Martine Laverdure est loin de se douter de ce qui va lui arriver dans les prochaines heures. La dame d'une cinquantaine d'années est caissière dans un supermarché. C'est une bonne caissière, sans histoire, mais sa direction trouve qu'elle est légèrement trop lente pour bipper les articles. Quelques minutes de perdues par semaine, qui feront toute la différence sur la vie de Martine... Elle est surveillée par des espions qui la fixent toute la journée, et qui mettent en évidence une relation qu'elle a avec un certain Jacques Chirac, un black immense.
Or, le règlement du magasin est clair : les relations entre salariés sont interdites. Enfin, la direction tient son excuse bidon pour virer Martine Laverdure. Mais les choses seront loin de se dérouler comme prévu... Jacques Chirac va s'en prendre aux vigiles, et Martine Laverdure va faire une chute, qui va la tuer sur le coup... De quoi nourrir dès à présent le désir de vengeance des quatre fils de Martine Laverdure. Quatre êtres au banc de la société, qui viennent encore de faire un lourd braquage sanglant.
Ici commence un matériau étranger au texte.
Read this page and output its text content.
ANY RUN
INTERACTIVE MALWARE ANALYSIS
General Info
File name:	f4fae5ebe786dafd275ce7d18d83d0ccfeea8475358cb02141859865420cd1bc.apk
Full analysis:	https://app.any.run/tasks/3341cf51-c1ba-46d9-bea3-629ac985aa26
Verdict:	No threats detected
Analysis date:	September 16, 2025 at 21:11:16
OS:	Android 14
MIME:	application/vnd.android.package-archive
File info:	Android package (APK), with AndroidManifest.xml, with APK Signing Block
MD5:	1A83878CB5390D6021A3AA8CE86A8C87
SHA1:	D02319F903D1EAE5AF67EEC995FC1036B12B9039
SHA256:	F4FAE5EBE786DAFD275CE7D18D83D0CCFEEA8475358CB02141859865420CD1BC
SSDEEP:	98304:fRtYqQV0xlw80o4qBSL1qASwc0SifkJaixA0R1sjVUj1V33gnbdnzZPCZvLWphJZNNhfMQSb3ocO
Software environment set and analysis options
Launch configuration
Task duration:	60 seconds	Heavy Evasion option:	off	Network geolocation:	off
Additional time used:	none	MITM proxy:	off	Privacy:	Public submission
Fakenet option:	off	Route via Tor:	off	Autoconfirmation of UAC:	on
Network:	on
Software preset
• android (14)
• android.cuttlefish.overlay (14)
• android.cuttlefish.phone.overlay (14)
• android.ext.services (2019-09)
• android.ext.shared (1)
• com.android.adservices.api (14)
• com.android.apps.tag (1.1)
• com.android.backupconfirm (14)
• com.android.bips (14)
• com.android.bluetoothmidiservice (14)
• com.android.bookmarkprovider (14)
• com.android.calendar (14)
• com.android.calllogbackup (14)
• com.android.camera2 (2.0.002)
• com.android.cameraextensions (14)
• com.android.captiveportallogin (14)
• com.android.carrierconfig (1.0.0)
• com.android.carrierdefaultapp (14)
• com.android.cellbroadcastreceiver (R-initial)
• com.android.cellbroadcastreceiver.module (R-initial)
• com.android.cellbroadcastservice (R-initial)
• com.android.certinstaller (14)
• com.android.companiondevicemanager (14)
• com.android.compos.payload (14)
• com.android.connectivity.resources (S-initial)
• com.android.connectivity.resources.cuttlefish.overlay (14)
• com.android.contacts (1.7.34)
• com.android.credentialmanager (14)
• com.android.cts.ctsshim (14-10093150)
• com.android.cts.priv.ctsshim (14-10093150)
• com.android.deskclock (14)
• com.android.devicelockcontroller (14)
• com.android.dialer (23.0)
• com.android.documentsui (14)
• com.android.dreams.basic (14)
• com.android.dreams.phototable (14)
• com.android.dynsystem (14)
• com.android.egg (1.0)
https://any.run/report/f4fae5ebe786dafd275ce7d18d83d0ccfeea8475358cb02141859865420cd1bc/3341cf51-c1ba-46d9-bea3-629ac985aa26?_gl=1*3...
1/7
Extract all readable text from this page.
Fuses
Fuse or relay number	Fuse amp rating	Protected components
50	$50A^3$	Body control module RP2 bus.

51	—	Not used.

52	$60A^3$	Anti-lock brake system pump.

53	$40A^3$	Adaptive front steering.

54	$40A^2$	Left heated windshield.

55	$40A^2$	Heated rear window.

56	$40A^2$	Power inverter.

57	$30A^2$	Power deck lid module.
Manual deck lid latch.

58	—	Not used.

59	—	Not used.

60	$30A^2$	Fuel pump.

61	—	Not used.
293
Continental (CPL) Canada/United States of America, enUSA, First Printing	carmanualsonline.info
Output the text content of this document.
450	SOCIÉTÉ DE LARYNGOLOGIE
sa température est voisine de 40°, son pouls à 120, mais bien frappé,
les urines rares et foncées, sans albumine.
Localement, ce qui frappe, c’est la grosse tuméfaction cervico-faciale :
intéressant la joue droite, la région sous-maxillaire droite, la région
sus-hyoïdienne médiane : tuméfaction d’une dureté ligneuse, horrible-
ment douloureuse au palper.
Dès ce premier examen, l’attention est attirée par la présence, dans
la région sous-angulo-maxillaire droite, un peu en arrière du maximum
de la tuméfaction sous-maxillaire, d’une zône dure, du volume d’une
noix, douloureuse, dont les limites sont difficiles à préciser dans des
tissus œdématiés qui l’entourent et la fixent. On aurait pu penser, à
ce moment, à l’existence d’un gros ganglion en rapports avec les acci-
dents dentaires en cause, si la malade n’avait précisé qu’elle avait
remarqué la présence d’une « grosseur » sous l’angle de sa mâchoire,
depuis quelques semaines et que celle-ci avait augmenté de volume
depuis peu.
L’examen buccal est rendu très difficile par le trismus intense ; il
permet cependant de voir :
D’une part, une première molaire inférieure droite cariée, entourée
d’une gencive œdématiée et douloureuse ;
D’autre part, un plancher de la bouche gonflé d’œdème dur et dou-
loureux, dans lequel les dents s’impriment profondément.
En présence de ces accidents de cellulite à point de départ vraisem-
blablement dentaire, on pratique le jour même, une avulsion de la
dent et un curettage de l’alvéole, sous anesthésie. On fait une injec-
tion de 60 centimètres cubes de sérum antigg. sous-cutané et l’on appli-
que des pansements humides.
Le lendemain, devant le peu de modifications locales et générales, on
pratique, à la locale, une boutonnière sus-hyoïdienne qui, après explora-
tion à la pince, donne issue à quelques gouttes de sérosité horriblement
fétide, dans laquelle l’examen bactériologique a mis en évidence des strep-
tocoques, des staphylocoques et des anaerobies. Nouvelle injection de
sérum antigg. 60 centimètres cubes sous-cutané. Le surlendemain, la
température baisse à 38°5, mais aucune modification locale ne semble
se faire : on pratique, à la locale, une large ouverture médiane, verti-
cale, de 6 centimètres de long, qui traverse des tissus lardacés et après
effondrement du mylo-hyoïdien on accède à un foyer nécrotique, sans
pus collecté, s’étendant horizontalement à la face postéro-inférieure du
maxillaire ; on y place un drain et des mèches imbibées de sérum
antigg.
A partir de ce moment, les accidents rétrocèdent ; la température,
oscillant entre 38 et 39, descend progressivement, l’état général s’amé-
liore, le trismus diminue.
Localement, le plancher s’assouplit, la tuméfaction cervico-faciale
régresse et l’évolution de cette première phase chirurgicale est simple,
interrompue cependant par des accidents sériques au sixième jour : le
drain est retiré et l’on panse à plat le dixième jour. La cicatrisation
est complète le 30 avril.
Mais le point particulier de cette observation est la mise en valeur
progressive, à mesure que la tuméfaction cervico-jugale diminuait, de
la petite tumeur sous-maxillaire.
Quatre loups...
Oui, au sens propre du terme ! Car Le temps des sauvages, adaptation du roman Manuel de survie à l'usage des incapables, de l'auteur belge Thomas Gunzig, est un livre qui ne se limite pas qu'aux visions étriquées d'un magasin qui se livre à la grande consommation, au sens large... Ici, Sébastien Goethals dote ses protagonistes de pouvoirs issus du monde animal, entre les loups (tous avec des caractères bien différents), le serpent pour la jolie compagne d'un vigile, et la loutre pour la non moins jolie fille chargée par sa société d'étouffer l'affaire.
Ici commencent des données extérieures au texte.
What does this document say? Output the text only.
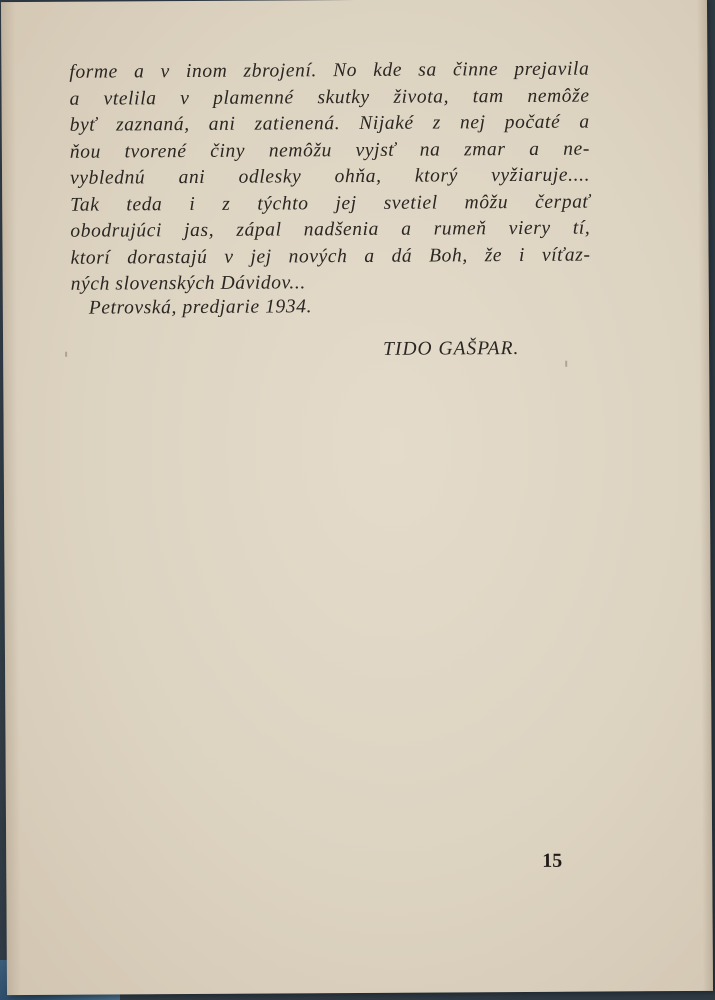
forme a v inom zbrojení. No kde sa činne prejavila
a vtelila v plamenné skutky života, tam nemôže
byť zaznaná, ani zatienená. Nijaké z nej počaté a
ňou tvorené činy nemôžu vyjsť na zmar a ne-
vyblednú ani odlesky ohňa, ktorý vyžiaruje....
Tak teda i z týchto jej svetiel môžu čerpať
obodrujúci jas, zápal nadšenia a rumeň viery tí,
ktorí dorastajú v jej nových a dá Boh, že i víťaz-
ných slovenských Dávidov...
Petrovská, predjarie 1934.
TIDO GAŠPAR.
15
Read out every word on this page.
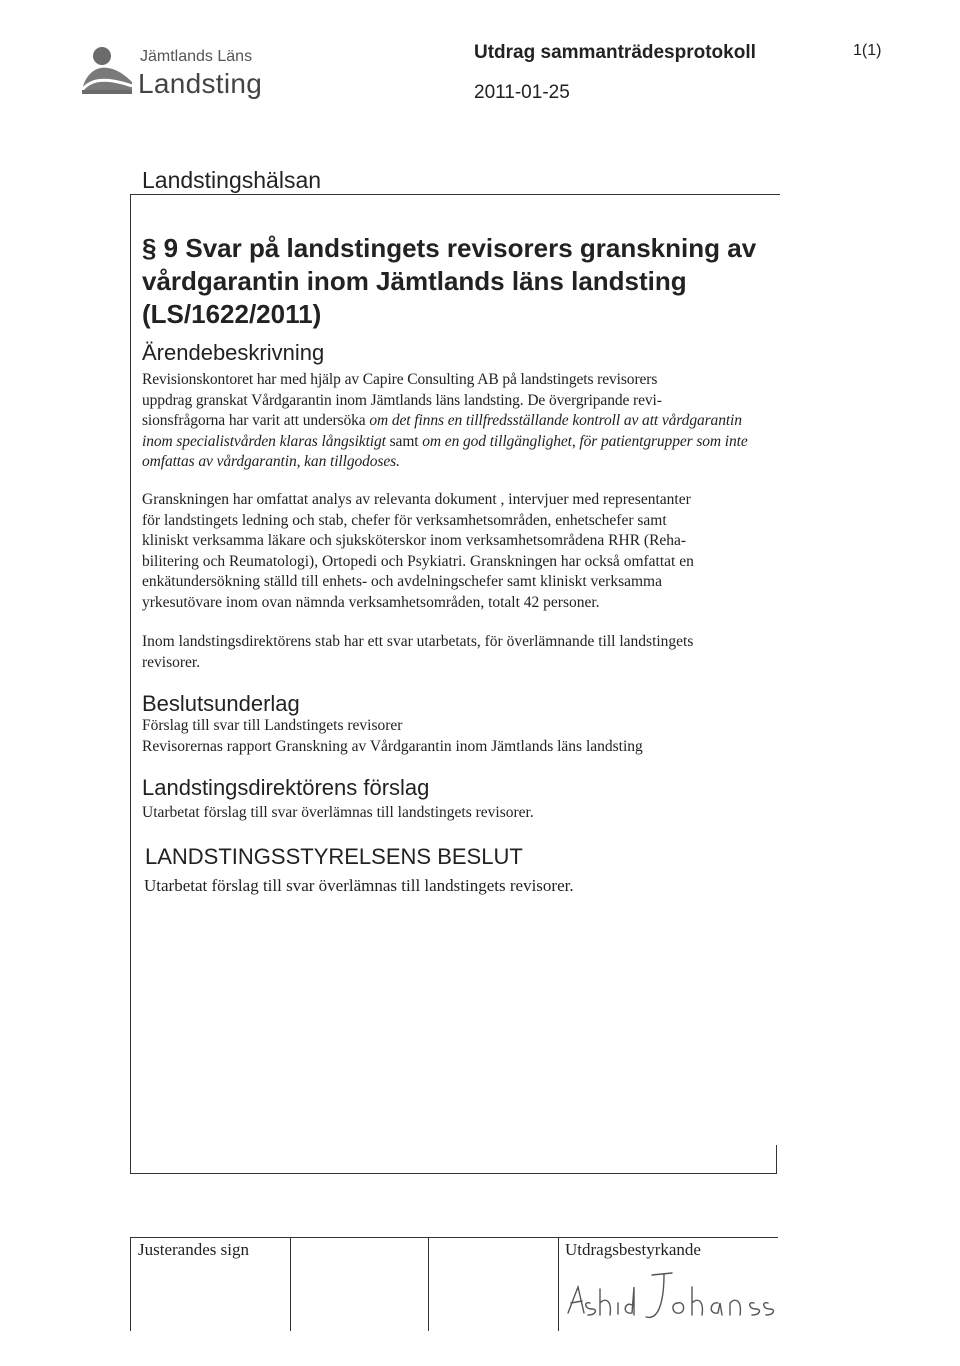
Jämtlands Läns
Landsting
Utdrag sammanträdesprotokoll
2011-01-25
1(1)
Landstingshälsan
§ 9 Svar på landstingets revisorers granskning av
vårdgarantin inom Jämtlands läns landsting
(LS/1622/2011)
Ärendebeskrivning
Revisionskontoret har med hjälp av Capire Consulting AB på landstingets revisorers
uppdrag granskat Vårdgarantin inom Jämtlands läns landsting. De övergripande revi-
sionsfrågorna har varit att undersöka om det finns en tillfredsställande kontroll av att vårdgarantin
inom specialistvården klaras långsiktigt samt om en god tillgänglighet, för patientgrupper som inte
omfattas av vårdgarantin, kan tillgodoses.
Granskningen har omfattat analys av relevanta dokument , intervjuer med representanter
för landstingets ledning och stab, chefer för verksamhetsområden, enhetschefer samt
kliniskt verksamma läkare och sjuksköterskor inom verksamhetsområdena RHR (Reha-
bilitering och Reumatologi), Ortopedi och Psykiatri. Granskningen har också omfattat en
enkätundersökning ställd till enhets- och avdelningschefer samt kliniskt verksamma
yrkesutövare inom ovan nämnda verksamhetsområden, totalt 42 personer.
Inom landstingsdirektörens stab har ett svar utarbetats, för överlämnande till landstingets
revisorer.
Beslutsunderlag
Förslag till svar till Landstingets revisorer
Revisorernas rapport Granskning av Vårdgarantin inom Jämtlands läns landsting
Landstingsdirektörens förslag
Utarbetat förslag till svar överlämnas till landstingets revisorer.
LANDSTINGSSTYRELSENS BESLUT
Utarbetat förslag till svar överlämnas till landstingets revisorer.
Justerandes sign	Utdragsbestyrkande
Mais les loups sont des êtres sans foi ni loi, qui ne sont pas toujours réfléchis. Ils se sont mis en tête de massacrer tous les responsables de la mort de leur mère, et ils feront tout ce qu'ils pourront pour parvenir à leurs fins. Même si cela doit faire des dommages collatéraux. Même si l'attaque violente doit avoir lieu alors que le magasin sera bondé, en plein jour...
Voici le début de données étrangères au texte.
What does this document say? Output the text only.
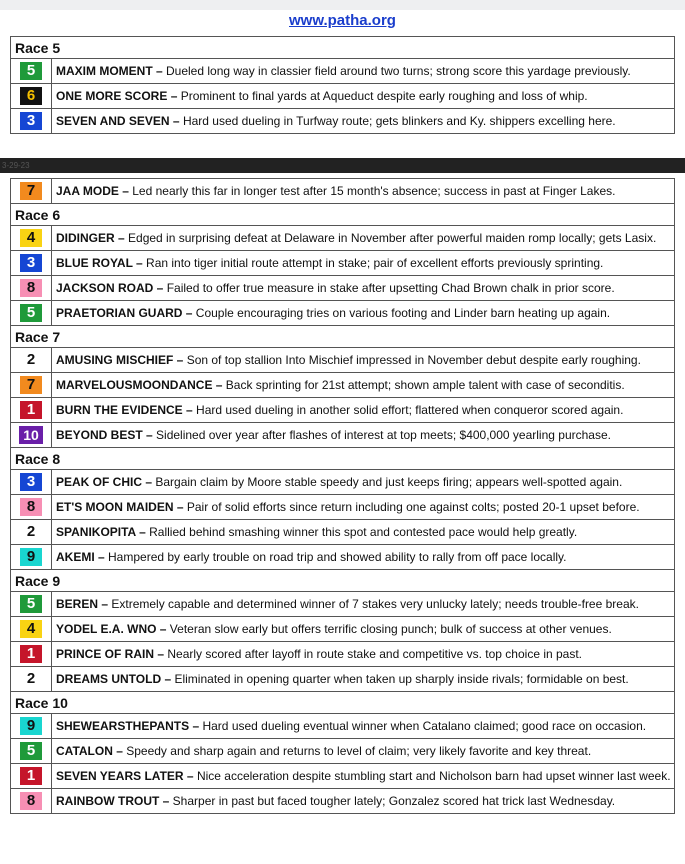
www.patha.org
Race 5	
5	MAXIM MOMENT – Dueled long way in classier field around two turns; strong score this yardage previously.
6	ONE MORE SCORE – Prominent to final yards at Aqueduct despite early roughing and loss of whip.
3	SEVEN AND SEVEN – Hard used dueling in Turfway route; gets blinkers and Ky. shippers excelling here.
3-29-23
7	JAA MODE – Led nearly this far in longer test after 15 month's absence; success in past at Finger Lakes.
Race 6	
4	DIDINGER – Edged in surprising defeat at Delaware in November after powerful maiden romp locally; gets Lasix.
3	BLUE ROYAL – Ran into tiger initial route attempt in stake; pair of excellent efforts previously sprinting.
8	JACKSON ROAD – Failed to offer true measure in stake after upsetting Chad Brown chalk in prior score.
5	PRAETORIAN GUARD – Couple encouraging tries on various footing and Linder barn heating up again.
Race 7	
2	AMUSING MISCHIEF – Son of top stallion Into Mischief impressed in November debut despite early roughing.
7	MARVELOUSMOONDANCE – Back sprinting for 21st attempt; shown ample talent with case of seconditis.
1	BURN THE EVIDENCE – Hard used dueling in another solid effort; flattered when conqueror scored again.
10	BEYOND BEST – Sidelined over year after flashes of interest at top meets; $400,000 yearling purchase.
Race 8	
3	PEAK OF CHIC – Bargain claim by Moore stable speedy and just keeps firing; appears well-spotted again.
8	ET'S MOON MAIDEN – Pair of solid efforts since return including one against colts; posted 20-1 upset before.
2	SPANIKOPITA – Rallied behind smashing winner this spot and contested pace would help greatly.
9	AKEMI – Hampered by early trouble on road trip and showed ability to rally from off pace locally.
Race 9	
5	BEREN – Extremely capable and determined winner of 7 stakes very unlucky lately; needs trouble-free break.
4	YODEL E.A. WNO – Veteran slow early but offers terrific closing punch; bulk of success at other venues.
1	PRINCE OF RAIN – Nearly scored after layoff in route stake and competitive vs. top choice in past.
2	DREAMS UNTOLD – Eliminated in opening quarter when taken up sharply inside rivals; formidable on best.
Race 10	
9	SHEWEARSTHEPANTS – Hard used dueling eventual winner when Catalano claimed; good race on occasion.
5	CATALON – Speedy and sharp again and returns to level of claim; very likely favorite and key threat.
1	SEVEN YEARS LATER – Nice acceleration despite stumbling start and Nicholson barn had upset winner last week.
8	RAINBOW TROUT – Sharper in past but faced tougher lately; Gonzalez scored hat trick last Wednesday.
Le parti pris de Sébastien Goethals est plus qu'intéressant. Ces pouvoirs animaux surprennent dans un premier temps, mais rendent finalement vite les personnages plus complexes, et donc plus attachants et intéressants à suivre. Un choix qui s'avère payant, notamment pour donner des armes à des gens finalement assez primaires, devant les hordes d'avocats qui défendront les intérêts d'une multinationale qui ne pense qu'au profit... Par ailleurs, ce côté fantastique est loin d'être déplaisant...
En cela, les dessins sont eux aussi parfaitement réussis : c'est épuré, parfaitement colorisé et plein de mouvements. Les expressions sont également très bien rendues, et rendent les personnages crédibles à souhait.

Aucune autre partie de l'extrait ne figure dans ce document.